Archives: 2014 & Earlier

I Don’t Know What the Word ‘Mommy’ Means

By Youniqiue Symone, 16

If you looked at any of my baby pictures, you would see a happy little girl who was loved and cared for. You would never think this little girl would go through any pain. You would also probably think that her mother was a proud and strong Hispanic woman who took care of her three daughters.

But the hardcore truth is my mother didn’t take care of us. For a while, when people would ask me why I lived with my aunt, I would say my mother died when I was three. But the real truth was she left me and my sisters, and gave us to my aunt to raise.

When I was four I slowly started to rebel against my mother. I always was a child who would look at a problem – and not only look at it but also speak out on it, instead of trying to ignore it. My sisters used to say, “When I see Mommy, I’m gonna tell her to get herself together,” but when Mommy came around to visit at my aunt’s, they would forget all about what they had originally said.

Instead, I used to say to my mother, “I wish you would get yourself together, I wish you would stop using drugs.” My mother just told me that my mouth would get me in trouble. I had to teach myself not to settle for less. 

My family hated the fact that I used to speak out. They hated the fact that I knew what was going on, and that I always questioned things when no one else did. 

For example, I asked my mother, “How come you had us when you weren’t going to take care of us?” My mother would just look at me, cry, and walk away, or say, as always, “Your mouth is going to get you in trouble.” She acted like her life was more important than ours. Gradually I wished she wasn’t my mother and she wished I wasn’t her child.

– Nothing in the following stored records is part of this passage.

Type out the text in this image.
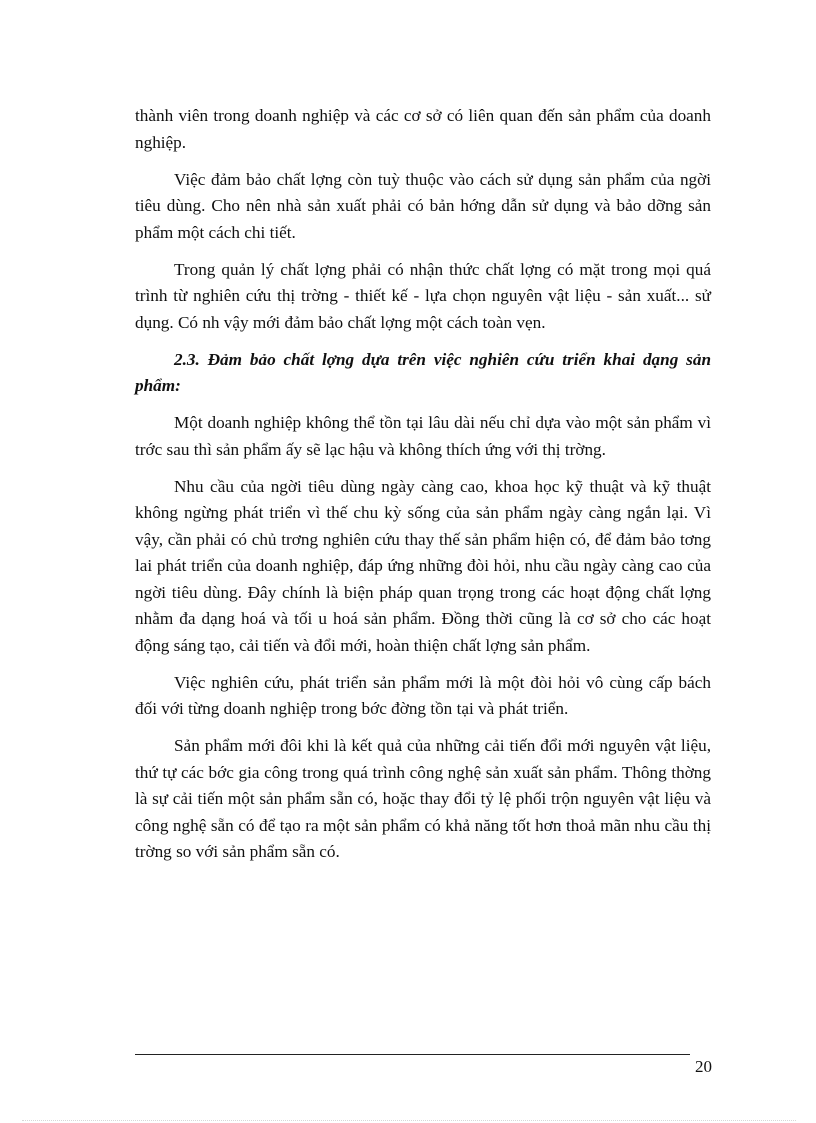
thành viên trong doanh nghiệp và các cơ sở có liên quan đến sản phẩm của doanh nghiệp.

Việc đảm bảo chất lợng còn tuỳ thuộc vào cách sử dụng sản phẩm của ngời tiêu dùng. Cho nên nhà sản xuất phải có bản hớng dẫn sử dụng và bảo dỡng sản phẩm một cách chi tiết.

Trong quản lý chất lợng phải có nhận thức chất lợng có mặt trong mọi quá trình từ nghiên cứu thị trờng - thiết kế - lựa chọn nguyên vật liệu - sản xuất... sử dụng. Có nh vậy mới đảm bảo chất lợng một cách toàn vẹn.

2.3. Đảm bảo chất lợng dựa trên việc nghiên cứu triển khai dạng sản phẩm:

Một doanh nghiệp không thể tồn tại lâu dài nếu chỉ dựa vào một sản phẩm vì trớc sau thì sản phẩm ấy sẽ lạc hậu và không thích ứng với thị trờng.

Nhu cầu của ngời tiêu dùng ngày càng cao, khoa học kỹ thuật và kỹ thuật không ngừng phát triển vì thế chu kỳ sống của sản phẩm ngày càng ngắn lại. Vì vậy, cần phải có chủ trơng nghiên cứu thay thế sản phẩm hiện có, để đảm bảo tơng lai phát triển của doanh nghiệp, đáp ứng những đòi hỏi, nhu cầu ngày càng cao của ngời tiêu dùng. Đây chính là biện pháp quan trọng trong các hoạt động chất lợng nhằm đa dạng hoá và tối u hoá sản phẩm. Đồng thời cũng là cơ sở cho các hoạt động sáng tạo, cải tiến và đổi mới, hoàn thiện chất lợng sản phẩm.

Việc nghiên cứu, phát triển sản phẩm mới là một đòi hỏi vô cùng cấp bách đối với từng doanh nghiệp trong bớc đờng tồn tại và phát triển.

Sản phẩm mới đôi khi là kết quả của những cải tiến đổi mới nguyên vật liệu, thứ tự các bớc gia công trong quá trình công nghệ sản xuất sản phẩm. Thông thờng là sự cải tiến một sản phẩm sẵn có, hoặc thay đổi tỷ lệ phối trộn nguyên vật liệu và công nghệ sẵn có để tạo ra một sản phẩm có khả năng tốt hơn thoả mãn nhu cầu thị trờng so với sản phẩm sẵn có.

20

My mother had a rough childhood. Her own mother would rather play the numbers than put food on the table. And my grandmother’s mother gave her up. So no one in my family had a good mother or was a good mother. They all wanted to show their mothers how to be mothers by having children at a young age. But having children that way doesn’t make you a mother. 

I always used to dream about her coming to get me and my sisters and taking us away, and we would live in a house and she would have a job. I dreamed we would just be one big happy family, but finally I can say I grew up.

I grew up because I realized my mother is not going to change because I want her to. She’s only going to change when she wants to. I also know, deep down in my heart, that we are never going to be a real family. As long as she tries to tell me what to do, I’m going to rebel, and as long as I tell her what to do, she is going to rebel. Our relationship is no relationship at all.

Today I am in school (with no children, thank God). Before I have any children, I am going to take up parenting skills classes. I won’t hurt my children the way I was hurt.

I don’t want to have children at a young age to show my mother what a “real mother” is. I want to break the cycle. If I don’t, I might end up doing the same thing my mother did, and not only hurt myself or my family, but everyone else who I come in contact with.